By the third stimulus check, the IRS was able to send out millions of stimulus checks in their millions in less than a week. Speed was imperative in sending out the stimulus check as people were desperate for some form of government aid as it came about to remain the only source of income for millions as unemployment shot past the 10% mark even as prices kept rising relentlessly throughout the year.
From gasoline to groceries, and even in the service and utility sector, prices kept up their upward trend and there appears to be no easing as the inflation rate went on a record-breaking spree, staying between 8% and 9% increase year-on-year for all of 2022 and continues to this day.
The price of gasoline has been the worst hit and while the war in Europe has taken the blame, it is the oil companies who are more to blame as they have taken advantage of the impending crisis and have jacked up prices while raking in millions in profit.
While Maine and New Mexico were among the states who moved in earlier with inflation relief payments, it is California that has ultimately come up with the biggest round of payments starting October, though the bill was passed by Governor Gavin Newsom way back in June 2022.
California Has Ensured The Highest Coverage For The Inflation Stimulus Check, Covering Over 23 Million Residents
California had earlier mulled sending out gas cards worth $400 for each vehicle registered in California with each household eligible for two cards. Families without vehicles were in line for a transit card of an undetermined amount.
But Democratic state legislators prevailed upon Gov. Newsom to change his stance and instead go for the third round of California stimulus checks to cover low and middle-income families.
The Middle-Class Tax Rebate declared by Gov. Newsom will cover 23 million of the state’s 40 million residents. The payments range from $200 to $1,050 depending on the 2020 state Adjusted Gross Income, the filing status (individual or joint filer), and the inclusion of any dependents.
The payments have been divided into three tiers with the highest stimulus check of $1,050 going out to joint filers with a joint AGI of below $150,000 for 2020. Individual filers in this category will get a $350 stimulus check with a 2020 state AGI of $75,000 or less. For joint filers, the amount comes to $700 with $350 for each filer. The inclusion of a dependent will bring in an equal amount of $350, thus bringing in $1,050 for a family of three or more.
The second tier is for an individual AGI of between $75,001 and $125,000 while for joint filers it is between $150,001 and $250,000. The individual stimulus check amounts are $250 in this tier along with another $250 for including at least a dependent. The total thus comes to a maximum of $750 in this tier.
The highest income group that is entitled to a stimulus check is individual filers with a 2020 state AGI between $150,001 and 250,000 and for joint filers, it is between $250,001 and 500,000.
Filers with an AGI above that amount will not be in line for any inflation relief from the state of California.
The administration started sending out the payments on October 7, 2022. The first round of payments were direct transfers to residents who received the Golden State stimulus checks I and II. These were the first round of stimulus checks the Newsom administration gave as added relief against the pandemic in 2021.
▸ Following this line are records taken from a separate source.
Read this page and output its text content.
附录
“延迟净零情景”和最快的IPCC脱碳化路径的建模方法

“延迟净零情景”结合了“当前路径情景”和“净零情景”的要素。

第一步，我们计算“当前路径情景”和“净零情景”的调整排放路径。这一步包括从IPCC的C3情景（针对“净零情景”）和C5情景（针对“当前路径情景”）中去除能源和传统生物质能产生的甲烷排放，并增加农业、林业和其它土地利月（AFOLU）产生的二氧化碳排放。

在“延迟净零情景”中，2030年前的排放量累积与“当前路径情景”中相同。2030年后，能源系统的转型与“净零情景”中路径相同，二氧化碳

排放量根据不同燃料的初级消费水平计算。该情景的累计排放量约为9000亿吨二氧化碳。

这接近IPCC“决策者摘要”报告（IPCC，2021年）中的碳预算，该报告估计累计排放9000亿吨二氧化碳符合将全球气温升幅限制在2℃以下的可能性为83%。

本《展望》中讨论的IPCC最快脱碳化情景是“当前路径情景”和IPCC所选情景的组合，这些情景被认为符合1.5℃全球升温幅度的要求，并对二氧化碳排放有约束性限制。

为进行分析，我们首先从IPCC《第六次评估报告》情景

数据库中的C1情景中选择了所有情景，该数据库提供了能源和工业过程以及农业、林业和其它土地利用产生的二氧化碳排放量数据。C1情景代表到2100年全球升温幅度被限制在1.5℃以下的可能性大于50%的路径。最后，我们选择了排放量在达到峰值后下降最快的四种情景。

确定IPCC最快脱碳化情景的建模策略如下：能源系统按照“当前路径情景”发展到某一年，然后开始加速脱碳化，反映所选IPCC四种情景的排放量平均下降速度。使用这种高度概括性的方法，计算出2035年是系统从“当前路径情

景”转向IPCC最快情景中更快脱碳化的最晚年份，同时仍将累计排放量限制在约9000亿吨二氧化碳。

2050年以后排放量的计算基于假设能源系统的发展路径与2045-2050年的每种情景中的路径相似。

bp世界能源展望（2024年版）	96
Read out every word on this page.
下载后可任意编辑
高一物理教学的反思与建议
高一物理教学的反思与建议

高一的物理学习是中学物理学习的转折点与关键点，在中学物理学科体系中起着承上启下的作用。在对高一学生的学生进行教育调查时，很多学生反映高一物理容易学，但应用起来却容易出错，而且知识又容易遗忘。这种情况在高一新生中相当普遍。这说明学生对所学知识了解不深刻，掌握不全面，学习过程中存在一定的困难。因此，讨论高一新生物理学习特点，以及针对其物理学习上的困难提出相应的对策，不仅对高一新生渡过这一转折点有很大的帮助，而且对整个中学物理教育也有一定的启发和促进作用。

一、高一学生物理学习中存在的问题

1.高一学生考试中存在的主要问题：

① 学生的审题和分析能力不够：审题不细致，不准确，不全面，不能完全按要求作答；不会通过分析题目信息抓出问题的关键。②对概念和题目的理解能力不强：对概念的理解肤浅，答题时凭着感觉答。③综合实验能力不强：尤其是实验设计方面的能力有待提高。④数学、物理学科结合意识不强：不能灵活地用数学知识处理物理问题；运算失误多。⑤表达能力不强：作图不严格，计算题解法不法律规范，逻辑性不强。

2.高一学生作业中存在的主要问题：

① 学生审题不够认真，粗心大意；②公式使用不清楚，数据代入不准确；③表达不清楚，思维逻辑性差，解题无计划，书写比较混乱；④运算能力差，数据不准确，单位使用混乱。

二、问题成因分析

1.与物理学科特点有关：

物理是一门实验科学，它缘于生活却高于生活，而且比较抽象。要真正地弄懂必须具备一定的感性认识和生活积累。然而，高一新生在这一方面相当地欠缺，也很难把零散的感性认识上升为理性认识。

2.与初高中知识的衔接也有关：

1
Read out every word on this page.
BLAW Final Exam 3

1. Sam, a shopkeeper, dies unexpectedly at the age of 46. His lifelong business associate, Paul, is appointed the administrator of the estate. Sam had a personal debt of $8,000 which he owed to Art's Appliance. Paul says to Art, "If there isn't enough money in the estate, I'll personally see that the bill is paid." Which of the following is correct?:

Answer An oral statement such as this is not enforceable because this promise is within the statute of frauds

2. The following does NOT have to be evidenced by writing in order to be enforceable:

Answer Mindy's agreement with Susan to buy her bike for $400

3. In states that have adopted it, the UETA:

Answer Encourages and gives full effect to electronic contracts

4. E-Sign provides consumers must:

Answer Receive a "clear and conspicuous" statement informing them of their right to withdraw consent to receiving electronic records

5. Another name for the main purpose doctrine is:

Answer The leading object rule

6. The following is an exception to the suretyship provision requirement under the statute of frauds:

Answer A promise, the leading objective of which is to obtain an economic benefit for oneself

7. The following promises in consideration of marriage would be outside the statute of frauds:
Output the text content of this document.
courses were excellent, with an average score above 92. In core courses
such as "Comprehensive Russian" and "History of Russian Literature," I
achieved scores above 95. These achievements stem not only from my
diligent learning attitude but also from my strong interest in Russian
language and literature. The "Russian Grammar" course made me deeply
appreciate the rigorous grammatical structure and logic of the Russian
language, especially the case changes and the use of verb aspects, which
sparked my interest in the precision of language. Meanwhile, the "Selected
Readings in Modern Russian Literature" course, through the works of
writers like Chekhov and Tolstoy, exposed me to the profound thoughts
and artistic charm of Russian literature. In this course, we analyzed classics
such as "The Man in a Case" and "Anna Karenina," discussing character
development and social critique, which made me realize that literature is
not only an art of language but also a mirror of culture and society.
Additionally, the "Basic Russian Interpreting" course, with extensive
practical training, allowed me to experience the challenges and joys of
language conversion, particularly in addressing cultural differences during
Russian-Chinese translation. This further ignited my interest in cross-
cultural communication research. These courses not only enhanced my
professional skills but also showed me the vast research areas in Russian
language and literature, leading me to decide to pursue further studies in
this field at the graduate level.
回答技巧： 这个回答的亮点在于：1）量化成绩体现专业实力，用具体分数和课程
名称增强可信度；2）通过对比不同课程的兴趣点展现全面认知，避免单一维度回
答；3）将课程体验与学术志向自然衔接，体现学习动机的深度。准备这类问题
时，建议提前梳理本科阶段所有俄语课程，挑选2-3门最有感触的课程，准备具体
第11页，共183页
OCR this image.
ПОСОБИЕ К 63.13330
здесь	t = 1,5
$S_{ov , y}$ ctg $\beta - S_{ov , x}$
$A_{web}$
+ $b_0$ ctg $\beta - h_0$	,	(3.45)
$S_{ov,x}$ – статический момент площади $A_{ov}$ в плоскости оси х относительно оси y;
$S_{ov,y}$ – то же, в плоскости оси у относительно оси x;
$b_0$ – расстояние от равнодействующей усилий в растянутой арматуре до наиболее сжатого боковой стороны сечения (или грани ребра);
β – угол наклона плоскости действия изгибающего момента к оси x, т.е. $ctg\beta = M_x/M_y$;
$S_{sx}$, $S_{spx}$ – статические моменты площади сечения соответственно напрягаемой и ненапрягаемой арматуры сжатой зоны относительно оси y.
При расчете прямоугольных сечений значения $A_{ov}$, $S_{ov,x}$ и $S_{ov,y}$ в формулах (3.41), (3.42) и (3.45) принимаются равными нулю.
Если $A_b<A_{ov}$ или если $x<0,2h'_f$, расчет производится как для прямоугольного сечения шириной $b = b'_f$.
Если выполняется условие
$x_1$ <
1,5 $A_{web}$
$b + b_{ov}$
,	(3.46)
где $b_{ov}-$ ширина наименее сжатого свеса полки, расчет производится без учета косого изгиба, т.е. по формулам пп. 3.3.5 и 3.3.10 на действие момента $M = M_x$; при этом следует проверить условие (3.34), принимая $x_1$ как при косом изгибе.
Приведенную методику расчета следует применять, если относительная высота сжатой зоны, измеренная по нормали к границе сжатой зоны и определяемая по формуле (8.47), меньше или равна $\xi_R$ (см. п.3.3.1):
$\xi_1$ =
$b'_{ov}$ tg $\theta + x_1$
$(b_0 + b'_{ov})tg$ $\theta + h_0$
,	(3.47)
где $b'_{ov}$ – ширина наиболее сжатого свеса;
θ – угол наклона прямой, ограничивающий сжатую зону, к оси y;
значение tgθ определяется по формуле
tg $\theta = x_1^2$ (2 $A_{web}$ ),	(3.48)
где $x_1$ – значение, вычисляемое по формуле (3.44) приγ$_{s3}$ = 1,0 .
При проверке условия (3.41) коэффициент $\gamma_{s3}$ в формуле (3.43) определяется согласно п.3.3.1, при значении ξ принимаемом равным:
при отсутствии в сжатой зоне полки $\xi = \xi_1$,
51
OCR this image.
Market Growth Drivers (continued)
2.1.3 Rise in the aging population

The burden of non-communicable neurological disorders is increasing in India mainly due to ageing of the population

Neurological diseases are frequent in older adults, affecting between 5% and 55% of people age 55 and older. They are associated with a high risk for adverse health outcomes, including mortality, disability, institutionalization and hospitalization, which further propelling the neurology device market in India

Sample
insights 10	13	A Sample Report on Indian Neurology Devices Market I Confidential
California was the first state to send out stimulus checks to residents through these two rounds of payments. The third round has been given as a relief against inflation as California continues to charge the highest gasoline prices, with prices touching the $8 a gallon mark both in September and October 2022.
California’s gasoline prices are the highest in the US, as high taxes, cleaner fuel, and production issues have jacked up prices that have consistently stayed high for over a year. The prices have eased in November and presently stand at around $5.5 a gallon, though it is still way higher than the price in other states.
While gas prices in much of the country have dropped substantially this fall, prices in some remote areas of California continue to be higher because of transportation costs, topping $8 even in November.
The prices have pushed some residents to the edge and have raised suspicion that oil companies are indulging in price gouging.